Há mais: aranhas em Viena descobriram que viver perto das lâmpadas atrai mais insetos. Estarão, como nós humanos, engordando com a abundância de comida? E os pardais mexicanos que forram seus ninhos com bitucas de cigarro? Será pelo conforto da espuma ou porque a nicotina serve como inseticida para piolhos e pragas? Algumas aves citadinas desenvolveram asas mais curtas do que costumavam ter na selva. Voam mais baixo, mas o aparente prejuízo é compensado pela explosão da velocidade na decolagem, que ajudaria escapar de carros e gatos.

Como nem tudo é lúdico, a bicharada vulgar segue como problema a ser resolvido. Ratos espalham doenças e, como dizia Raul Seixas sobre o DDT contra as baratas, matar não adianta. Matéria do Fernando Duarte para a BBC Brasil mostra por que: Como o nosso lixo permanece o mesmo, os ratos que sobrevivem ganham mais oferta de comida, se reproduzindo com rapidez. Cada casal gera até 1.250 novos ratos por ano.

Na Nigéria, conta o Duarte, o presidente Muhammadu Buhari foi expulso de seu gabinete, tendo que trabalhar de casa por meses. Levante popular? Sim, mas da população de ratos, que invadiram a sede do governo. Paris serviu até de cenário de filme para um rato cozinheiro simpático, em vão. Os parisienses seguem às voltas com os roedores e a eleição para prefeito em 2020 já é pautada em torno deles. No pesadelo de um político francês, ratos vestem coletes amarelos.

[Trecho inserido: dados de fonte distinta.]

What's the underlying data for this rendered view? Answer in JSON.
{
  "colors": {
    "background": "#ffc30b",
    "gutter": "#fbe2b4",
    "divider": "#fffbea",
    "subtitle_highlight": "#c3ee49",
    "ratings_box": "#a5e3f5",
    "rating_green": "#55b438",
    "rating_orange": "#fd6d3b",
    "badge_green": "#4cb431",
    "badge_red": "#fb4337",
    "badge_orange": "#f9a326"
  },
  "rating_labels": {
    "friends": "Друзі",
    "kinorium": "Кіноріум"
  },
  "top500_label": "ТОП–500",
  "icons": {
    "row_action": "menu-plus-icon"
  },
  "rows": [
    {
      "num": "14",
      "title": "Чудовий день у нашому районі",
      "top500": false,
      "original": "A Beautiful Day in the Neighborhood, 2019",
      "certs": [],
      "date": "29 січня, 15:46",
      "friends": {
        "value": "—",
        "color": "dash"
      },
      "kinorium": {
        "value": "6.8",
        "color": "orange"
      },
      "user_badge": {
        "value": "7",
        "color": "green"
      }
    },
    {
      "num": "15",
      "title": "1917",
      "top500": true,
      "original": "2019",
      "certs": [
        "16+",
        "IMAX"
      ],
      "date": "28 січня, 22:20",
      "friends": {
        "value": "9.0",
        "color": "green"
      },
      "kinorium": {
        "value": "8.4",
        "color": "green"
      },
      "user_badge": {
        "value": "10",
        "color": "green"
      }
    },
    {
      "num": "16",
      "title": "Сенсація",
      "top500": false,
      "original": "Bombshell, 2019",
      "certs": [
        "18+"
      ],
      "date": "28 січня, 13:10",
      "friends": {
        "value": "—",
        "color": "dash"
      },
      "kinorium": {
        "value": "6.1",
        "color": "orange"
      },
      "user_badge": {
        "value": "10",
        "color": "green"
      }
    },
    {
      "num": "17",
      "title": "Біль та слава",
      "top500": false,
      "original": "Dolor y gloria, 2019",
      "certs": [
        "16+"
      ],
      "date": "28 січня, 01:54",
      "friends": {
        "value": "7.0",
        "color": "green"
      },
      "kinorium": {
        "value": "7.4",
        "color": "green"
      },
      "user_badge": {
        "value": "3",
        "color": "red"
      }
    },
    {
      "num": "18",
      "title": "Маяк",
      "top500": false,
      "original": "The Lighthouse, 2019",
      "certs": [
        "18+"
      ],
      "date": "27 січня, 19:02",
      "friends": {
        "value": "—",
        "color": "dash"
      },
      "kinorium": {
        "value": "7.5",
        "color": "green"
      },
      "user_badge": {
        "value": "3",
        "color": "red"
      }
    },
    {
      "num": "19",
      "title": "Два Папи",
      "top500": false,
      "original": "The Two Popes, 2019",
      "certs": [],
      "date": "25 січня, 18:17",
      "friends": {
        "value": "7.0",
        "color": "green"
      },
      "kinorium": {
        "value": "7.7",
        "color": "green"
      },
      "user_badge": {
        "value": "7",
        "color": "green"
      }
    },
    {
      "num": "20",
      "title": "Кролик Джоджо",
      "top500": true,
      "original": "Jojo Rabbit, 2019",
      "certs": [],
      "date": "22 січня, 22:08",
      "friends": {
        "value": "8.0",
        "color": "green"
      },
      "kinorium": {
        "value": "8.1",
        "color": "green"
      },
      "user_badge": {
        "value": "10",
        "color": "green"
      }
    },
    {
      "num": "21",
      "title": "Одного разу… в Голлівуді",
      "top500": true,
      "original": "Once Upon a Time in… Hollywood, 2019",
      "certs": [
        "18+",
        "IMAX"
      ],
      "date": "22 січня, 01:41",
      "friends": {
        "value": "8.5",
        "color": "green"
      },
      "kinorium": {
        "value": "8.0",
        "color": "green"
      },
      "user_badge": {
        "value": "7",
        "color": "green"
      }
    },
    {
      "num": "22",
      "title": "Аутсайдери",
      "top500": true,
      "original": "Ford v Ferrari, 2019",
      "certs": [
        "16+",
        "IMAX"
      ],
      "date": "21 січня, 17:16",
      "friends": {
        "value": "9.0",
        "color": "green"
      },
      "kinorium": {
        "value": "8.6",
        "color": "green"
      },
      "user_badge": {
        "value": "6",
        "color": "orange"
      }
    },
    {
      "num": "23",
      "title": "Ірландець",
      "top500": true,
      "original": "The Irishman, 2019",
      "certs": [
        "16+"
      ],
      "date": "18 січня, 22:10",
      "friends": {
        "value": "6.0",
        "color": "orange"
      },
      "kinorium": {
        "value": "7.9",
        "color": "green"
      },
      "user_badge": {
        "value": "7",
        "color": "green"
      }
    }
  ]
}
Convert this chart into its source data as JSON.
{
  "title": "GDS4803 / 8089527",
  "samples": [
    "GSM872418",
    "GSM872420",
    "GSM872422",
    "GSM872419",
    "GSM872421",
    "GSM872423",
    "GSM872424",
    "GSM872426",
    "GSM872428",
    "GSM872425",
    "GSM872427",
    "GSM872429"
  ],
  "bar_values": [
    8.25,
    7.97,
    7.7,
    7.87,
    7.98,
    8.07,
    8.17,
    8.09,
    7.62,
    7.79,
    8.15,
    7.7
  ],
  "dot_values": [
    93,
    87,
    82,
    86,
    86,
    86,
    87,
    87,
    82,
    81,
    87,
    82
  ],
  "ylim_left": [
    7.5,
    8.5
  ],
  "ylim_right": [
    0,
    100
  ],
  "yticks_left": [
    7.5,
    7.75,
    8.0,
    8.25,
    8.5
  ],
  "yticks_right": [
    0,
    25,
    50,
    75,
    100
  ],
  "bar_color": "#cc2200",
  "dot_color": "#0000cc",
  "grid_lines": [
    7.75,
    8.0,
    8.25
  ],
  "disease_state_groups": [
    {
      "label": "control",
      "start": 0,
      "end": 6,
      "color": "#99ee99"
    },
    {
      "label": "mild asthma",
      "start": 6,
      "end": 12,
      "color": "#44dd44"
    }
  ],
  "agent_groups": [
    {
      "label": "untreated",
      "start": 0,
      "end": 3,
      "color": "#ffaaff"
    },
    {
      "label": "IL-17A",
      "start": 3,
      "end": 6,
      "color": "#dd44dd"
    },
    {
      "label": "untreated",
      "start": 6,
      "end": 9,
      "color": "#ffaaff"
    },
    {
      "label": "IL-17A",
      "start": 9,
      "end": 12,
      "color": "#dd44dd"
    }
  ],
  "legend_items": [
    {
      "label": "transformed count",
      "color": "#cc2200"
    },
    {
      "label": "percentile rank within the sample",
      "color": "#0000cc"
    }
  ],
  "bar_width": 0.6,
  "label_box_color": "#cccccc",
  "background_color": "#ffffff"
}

Mosquitos vivem em situação parecida. Todos são importantes para o ecossistema. Entre os que picam, alguns espalham doenças a ponto de merecerem o troféu de maiores matadores de humanos – seguidos pelos próprios humanos. Mas não tem como pulverizar o Aedes-aegypti e preservar abelhas, borboletas e joaninhas ao mesmo tempo. E muito menos entrar na insanidade de matar macacos para evitar febre-amarela. De novo, o problema passa pelos nossos costumes. Lixo, água parada. E lembrar que, coletivamente, vacinação não pode ser facultativo. (Relaxa, Oswaldo Cruz, se serve de consolo, até o Charles Darwin voltou.)

Lamentavelmente, rezar pouco adianta. No sul de Minas a cidade de Espírito Santo do Dourado recebeu uma chuva de aranhas. Se nem com esse nome o município foi poupado, o jeito é trabalhar para resolver as coisas aqui na terra.

Fato é que a casa é nossa e teremos que conviver. Se possível, em harmonia. Um conceito de urbanismo diz que a presença de crianças e cachorros no espaço público é atestado de êxito. Difícil discordar. Mas eu incluiria uma meta padrão Noé para melhorar a vida nas cidades.